Vimes opened his eyes. After a while, moving his arm slowly, because of the pain, he found his face and checked that his eyelids were, indeed, open.
What bits of his body weren’t aching? He checked. No, there seemed to be none. His ribs were carrying the melody of pain, but knees, elbows, and head were all adding trills and arpeggios. Every time he shifted to ease the agony, it moved somewhere else. His head ached as if someone was hammering on his eyeballs.
He groaned, and coughed up water.
Gritty sand was under him. He could hear the rush of water somewhere nearby, but the sand under him was merely damp. And that didn’t seem right.
He risked turning over, a process that extracted a considerable amount of groan.
He could remember the icy water. There had been no question of swimming. All he’d been able to do was roll himself into a ball as the water threw and scraped and banged him through the bagatelle board of Koom Valley. He’d gone over an underground waterfall once, he was sure, and had managed to suck in a breath before being whisked onward. And then there was depth, and pressure, and his life started to unroll before his eyes, and his last thought had been please, please, can we skip the bit with Mavis Trouncer…

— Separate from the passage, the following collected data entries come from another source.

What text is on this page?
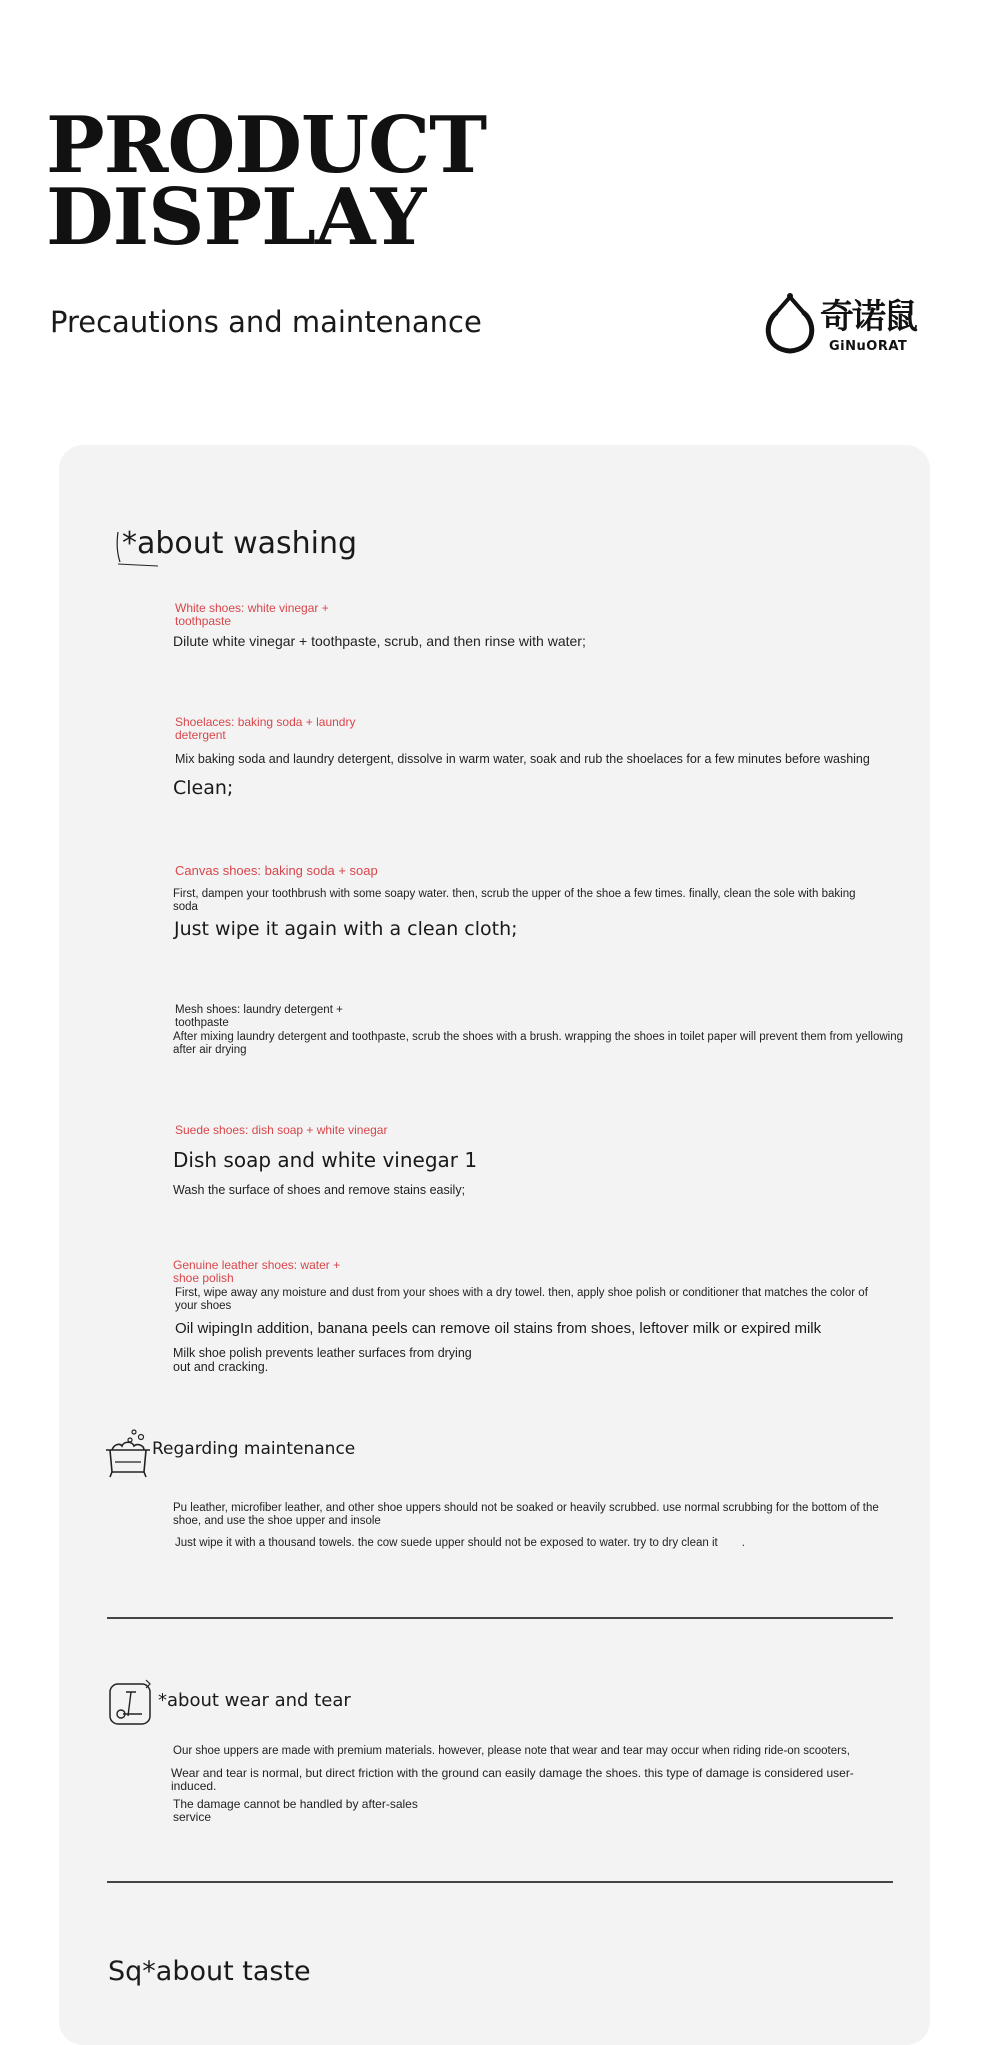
PRODUCT
DISPLAY
Precautions and maintenance	奇诺鼠
GiNuORAT
*about washing
White shoes: white vinegar + toothpaste
Dilute white vinegar + toothpaste, scrub, and then rinse with water;
Shoelaces: baking soda + laundry detergent
Mix baking soda and laundry detergent, dissolve in warm water, soak and rub the shoelaces for a few minutes before washing
Clean;
Canvas shoes: baking soda + soap
First, dampen your toothbrush with some soapy water. then, scrub the upper of the shoe a few times. finally, clean the sole with baking soda
Just wipe it again with a clean cloth;
Mesh shoes: laundry detergent + toothpaste
After mixing laundry detergent and toothpaste, scrub the shoes with a brush. wrapping the shoes in toilet paper will prevent them from yellowing after air drying
Suede shoes: dish soap + white vinegar
Dish soap and white vinegar 1
Wash the surface of shoes and remove stains easily;
Genuine leather shoes: water + shoe polish
First, wipe away any moisture and dust from your shoes with a dry towel. then, apply shoe polish or conditioner that matches the color of your shoes
Oil wipingIn addition, banana peels can remove oil stains from shoes, leftover milk or expired milk
Milk shoe polish prevents leather surfaces from drying out and cracking.
Regarding maintenance
Pu leather, microfiber leather, and other shoe uppers should not be soaked or heavily scrubbed. use normal scrubbing for the bottom of the shoe, and use the shoe upper and insole
Just wipe it with a thousand towels. the cow suede upper should not be exposed to water. try to dry clean it .
*about wear and tear
Our shoe uppers are made with premium materials. however, please note that wear and tear may occur when riding ride-on scooters,
Wear and tear is normal, but direct friction with the ground can easily damage the shoes. this type of damage is considered user-induced.
The damage cannot be handled by after-sales service
Sq*about taste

And now he was here on an invisible beach, totally out of the water? But this place surely didn’t have tides!
So someone was somewhere in the blackness, watching him. That was it. They’d pulled him out and now they were watching him…
He opened his eyes again. Some of the pain was gone, leaving stiffness as payment. He had a feeling that time had passed. The darkness pressed in on all sides, thick as velvet.
He rolled back with more groans, and this time managed to push himself onto his hands and knees.
“Who’s there?” he mumbled, and, very carefully, got to his feet.
Being upright seemed to shake his brain into gear again.
“Anyone there?” The darkness swallowed the sound. Anyway, what would he have done if something had said “Yes!”
He drew his sword and held it out in front of him as he shuffled forward. After a dozen steps, it clinked against rock.
“Matches,” he mumbled. “Got matches!”
He found the wax bundle and, working his clammy fingers slowly, drew out one match. Scraping the wax off the head with his thumb, he struck it against the stone.
The glare hurt his eyes. Look, quick! Flowing water, smooth sand, hand-and footprints coming out of the water, one set only? Yes. Walls looked dry, small cave, darkness over there, way out…
Vimes limped toward the oval entrance as quick as he could while the match spat and fizzed in his hand.
There was a bigger cave here, so big that the blackness in it seemed to suck all the light from the match, which scorched his fingers and died.
The heavy darkness closed in again, like curtains, and now he knew what the dwarfs meant. This wasn’t the darkness of a hood, or a cellar, or even of their shallow little mine. He was a long way below the ground here, and the weight of all that darkness bore down on him.
Now and again, a drop of water went plink into some unseen pool.
Vimes staggered onwards. He knew he was bleeding. He didn’t know why he was walking, but he did know that he had to.
Maybe he’d find daylight. Maybe he’d find a log that had been washed in here, and float his way out. He wasn’t going to die, not down here in the dark, a long way from home.
A lot of water was dripping in this cavern. A lot of it was going down his neck right now, but there were plinks on every side. Hah, water trickling down your neck and odd noises in the shadows…well, that’s when we find out if we’ve got a real copper, right? But there were no shadows here. It wasn’t light enough.
Perhaps that poor sod of a dwarf had wandered through here. But he found a way out. Maybe he knew the way, maybe he had a rope, maybe he was young and limber…and so he’d got out, dying on his feet, and tucked away the treasure, out of the way, and then went down the valley, walking through his grave. That’s how it could take people. He remembered Mrs. Oldsburton, who went mad after her baby died, cleaning everything in the house, every cup, wall, ceiling, and spoon, not seeing anybody or hearing anything, just working all day and all night. Something in the head went click, and you found something to do, anything, to stop yourself thinking.
Best to stop thinking that the way out the dwarf had found had been the one Vimes had dropped in by, and he had no idea where that was now.
Maybe he could simply jump back in the water, knowing what he was doing this time, and maybe he’d make it all the way down to the river before the turbulent currents battered him to death. Maybe he—
Why the hell had he let go of that rope? It had been like that little voice that whispers “Jump” when you’re at a cliff edge, or “Touch the fire.” You didn’t listen, of course. At least most people didn’t, most of the time. Well, a voice had said “Let go,” and he had…
He shuffled on, aching and bleeding, while the dark curled its tail around him.